It is well known the success of lattice dualities (as Pontryagin duality for abelian groups, Stone duality for Boolean algebras and Priestley duality for distributive lattices) to solve algebraic problems using their representation in the correspondent topological space.

Natural duality theory provides a general framework that encompasses many important and well-known representation theorems in algebra. In fact, when dualities are useful, the duals are simpler structures: the dual of a free algebra is a direct exponent.

In Pontryagin duality, the structure of the dual space is the same when adding the topology. As the semilattice duality Hofmann-Mislove-Starlka, the Pontryagin duality is for algebras for which the basic operations are homomorphisms. The same happens with vector spaces.

Gelfand Duality is a representation theorem for commutative Banach algebras describing them as algebras of continuous functions. Moreover, for commutative $C^{*}$-algebras, this representation is an isometric isomorphism. It is also a classical example of the contributions of lattice duality to topology.

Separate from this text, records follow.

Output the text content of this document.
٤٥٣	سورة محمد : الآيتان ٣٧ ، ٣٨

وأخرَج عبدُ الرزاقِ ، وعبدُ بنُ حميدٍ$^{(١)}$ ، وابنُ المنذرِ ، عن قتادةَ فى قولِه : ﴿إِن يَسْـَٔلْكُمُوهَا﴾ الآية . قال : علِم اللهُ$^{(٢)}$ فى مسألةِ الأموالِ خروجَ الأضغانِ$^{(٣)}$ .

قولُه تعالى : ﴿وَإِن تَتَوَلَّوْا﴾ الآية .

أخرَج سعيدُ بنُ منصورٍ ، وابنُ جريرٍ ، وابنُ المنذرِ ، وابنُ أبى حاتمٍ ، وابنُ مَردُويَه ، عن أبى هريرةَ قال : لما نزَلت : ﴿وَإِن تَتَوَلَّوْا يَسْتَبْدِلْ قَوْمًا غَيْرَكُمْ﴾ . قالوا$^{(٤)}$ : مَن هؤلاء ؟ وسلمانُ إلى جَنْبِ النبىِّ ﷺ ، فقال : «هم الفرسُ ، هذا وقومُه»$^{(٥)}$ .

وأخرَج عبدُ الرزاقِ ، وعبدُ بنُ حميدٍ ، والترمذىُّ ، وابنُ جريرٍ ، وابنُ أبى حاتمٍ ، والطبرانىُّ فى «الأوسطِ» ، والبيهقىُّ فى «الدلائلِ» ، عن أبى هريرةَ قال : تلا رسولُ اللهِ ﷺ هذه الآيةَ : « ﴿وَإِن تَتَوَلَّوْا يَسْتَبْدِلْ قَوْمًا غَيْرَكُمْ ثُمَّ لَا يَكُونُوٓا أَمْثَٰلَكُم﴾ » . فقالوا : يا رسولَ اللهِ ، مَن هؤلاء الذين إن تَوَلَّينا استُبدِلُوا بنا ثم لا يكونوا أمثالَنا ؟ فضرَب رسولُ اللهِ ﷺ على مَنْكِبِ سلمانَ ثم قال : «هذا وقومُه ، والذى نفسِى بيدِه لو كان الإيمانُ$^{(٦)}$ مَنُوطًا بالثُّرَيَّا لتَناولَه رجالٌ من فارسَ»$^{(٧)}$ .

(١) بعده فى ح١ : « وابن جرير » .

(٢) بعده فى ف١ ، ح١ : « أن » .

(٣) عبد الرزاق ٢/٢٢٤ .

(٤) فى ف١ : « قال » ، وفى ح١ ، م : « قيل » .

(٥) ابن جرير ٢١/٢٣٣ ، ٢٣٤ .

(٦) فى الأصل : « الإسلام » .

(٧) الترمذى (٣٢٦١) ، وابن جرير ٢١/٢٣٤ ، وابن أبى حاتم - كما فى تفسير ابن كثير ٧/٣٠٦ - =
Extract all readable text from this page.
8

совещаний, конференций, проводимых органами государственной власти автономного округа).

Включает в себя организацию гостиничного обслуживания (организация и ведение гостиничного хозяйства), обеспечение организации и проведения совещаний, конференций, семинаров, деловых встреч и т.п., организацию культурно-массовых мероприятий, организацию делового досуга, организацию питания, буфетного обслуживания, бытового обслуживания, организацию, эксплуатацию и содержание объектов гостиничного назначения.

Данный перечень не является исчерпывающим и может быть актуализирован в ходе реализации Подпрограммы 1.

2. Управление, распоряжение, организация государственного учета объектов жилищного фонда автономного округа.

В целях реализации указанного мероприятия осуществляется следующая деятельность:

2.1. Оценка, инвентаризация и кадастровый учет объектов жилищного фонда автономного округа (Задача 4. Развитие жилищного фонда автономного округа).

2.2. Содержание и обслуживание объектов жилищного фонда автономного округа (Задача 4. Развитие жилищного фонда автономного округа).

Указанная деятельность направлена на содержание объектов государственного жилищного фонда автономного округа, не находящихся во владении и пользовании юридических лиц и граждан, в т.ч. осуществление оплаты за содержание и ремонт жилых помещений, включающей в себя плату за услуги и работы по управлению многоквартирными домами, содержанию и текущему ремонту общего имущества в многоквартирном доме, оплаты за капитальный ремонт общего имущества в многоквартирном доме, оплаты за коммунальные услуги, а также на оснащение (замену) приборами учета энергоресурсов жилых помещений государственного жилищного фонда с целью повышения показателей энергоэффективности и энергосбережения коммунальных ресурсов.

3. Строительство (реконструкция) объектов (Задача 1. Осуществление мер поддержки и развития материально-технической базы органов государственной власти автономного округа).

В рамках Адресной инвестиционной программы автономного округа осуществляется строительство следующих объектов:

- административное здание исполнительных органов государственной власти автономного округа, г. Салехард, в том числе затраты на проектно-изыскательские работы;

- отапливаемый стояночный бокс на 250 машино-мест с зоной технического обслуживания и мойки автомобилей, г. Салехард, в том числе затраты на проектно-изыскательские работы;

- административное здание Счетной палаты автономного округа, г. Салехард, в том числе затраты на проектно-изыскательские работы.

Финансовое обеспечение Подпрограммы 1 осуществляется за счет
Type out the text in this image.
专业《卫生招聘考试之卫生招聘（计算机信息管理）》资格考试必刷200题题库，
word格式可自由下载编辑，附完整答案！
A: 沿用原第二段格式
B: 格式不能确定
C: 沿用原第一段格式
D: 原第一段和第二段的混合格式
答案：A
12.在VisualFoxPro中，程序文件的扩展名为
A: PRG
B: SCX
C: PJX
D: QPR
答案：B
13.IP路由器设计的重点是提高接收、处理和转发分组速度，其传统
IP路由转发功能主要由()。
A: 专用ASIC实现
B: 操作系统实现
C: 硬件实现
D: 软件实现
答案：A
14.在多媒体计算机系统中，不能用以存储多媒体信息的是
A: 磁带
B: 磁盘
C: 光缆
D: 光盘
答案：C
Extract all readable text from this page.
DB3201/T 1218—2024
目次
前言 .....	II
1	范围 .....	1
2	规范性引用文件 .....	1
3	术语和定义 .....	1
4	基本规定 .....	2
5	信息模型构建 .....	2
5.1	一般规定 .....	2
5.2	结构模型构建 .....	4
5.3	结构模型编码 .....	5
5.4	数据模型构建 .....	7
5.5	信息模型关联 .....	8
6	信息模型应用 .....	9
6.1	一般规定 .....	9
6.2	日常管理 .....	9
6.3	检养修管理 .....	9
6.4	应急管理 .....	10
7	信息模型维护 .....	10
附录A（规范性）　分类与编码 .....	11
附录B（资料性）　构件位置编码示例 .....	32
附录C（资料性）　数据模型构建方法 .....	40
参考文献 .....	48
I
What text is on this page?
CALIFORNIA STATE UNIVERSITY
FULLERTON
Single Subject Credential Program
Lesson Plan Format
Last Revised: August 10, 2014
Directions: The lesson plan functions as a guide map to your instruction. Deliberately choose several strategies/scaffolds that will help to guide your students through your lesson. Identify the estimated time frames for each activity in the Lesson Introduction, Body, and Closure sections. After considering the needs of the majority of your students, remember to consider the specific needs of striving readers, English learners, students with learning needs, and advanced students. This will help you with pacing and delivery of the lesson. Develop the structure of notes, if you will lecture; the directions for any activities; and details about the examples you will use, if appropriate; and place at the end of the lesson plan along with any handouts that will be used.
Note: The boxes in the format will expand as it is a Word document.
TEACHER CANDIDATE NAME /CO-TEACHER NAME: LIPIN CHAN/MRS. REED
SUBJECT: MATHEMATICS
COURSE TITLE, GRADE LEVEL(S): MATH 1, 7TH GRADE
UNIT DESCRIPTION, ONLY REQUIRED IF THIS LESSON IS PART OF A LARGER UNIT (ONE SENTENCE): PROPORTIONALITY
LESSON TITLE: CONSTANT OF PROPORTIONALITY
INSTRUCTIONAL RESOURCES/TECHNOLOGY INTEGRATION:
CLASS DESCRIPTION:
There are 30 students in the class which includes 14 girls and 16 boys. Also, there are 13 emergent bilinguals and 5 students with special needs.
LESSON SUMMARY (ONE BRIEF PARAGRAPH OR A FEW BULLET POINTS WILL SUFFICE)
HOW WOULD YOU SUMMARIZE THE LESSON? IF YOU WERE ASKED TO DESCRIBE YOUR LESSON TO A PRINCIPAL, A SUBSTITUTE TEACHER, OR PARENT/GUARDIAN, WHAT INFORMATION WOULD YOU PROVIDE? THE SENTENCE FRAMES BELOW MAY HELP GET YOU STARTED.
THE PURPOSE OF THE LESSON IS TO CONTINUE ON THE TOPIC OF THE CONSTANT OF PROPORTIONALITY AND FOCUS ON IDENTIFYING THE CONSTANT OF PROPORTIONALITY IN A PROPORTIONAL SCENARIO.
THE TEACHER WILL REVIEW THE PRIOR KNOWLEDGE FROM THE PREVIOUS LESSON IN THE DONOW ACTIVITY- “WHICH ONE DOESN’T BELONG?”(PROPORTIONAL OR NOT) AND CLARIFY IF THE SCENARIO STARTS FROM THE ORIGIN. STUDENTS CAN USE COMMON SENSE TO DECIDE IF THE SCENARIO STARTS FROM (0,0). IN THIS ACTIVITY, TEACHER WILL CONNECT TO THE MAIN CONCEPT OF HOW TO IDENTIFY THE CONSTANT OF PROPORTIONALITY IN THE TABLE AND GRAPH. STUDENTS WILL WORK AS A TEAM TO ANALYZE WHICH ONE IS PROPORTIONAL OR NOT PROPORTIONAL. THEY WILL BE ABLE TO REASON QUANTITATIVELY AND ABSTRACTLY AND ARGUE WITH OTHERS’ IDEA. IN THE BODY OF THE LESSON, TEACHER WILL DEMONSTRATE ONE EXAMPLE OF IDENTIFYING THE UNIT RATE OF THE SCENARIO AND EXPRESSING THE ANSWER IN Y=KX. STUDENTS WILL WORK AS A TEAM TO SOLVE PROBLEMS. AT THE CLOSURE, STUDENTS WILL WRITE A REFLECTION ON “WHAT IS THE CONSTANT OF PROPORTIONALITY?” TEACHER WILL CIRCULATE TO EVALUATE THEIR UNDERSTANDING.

A famous example is the proof of Tychonoff theorem without using the axiom of choice: if you pass from topological spaces over to the algebraic side and use locales, then one can show that a product of compact locales is compact, without choice (cf. Peter Johnstone's book Stone spaces).

Otherwise, the main use of lattice dualities seems to be rather one-sided, i.e., (citing "Natural Dualities for the Working Algebraist") to translate algebraic problems, usually stated in an abstract symbolic language, into dual, topological problems, where geometric intuition comes to our help.

Are there other clear examples of problems of topological nature solved by lattice duality? Thank you in advance.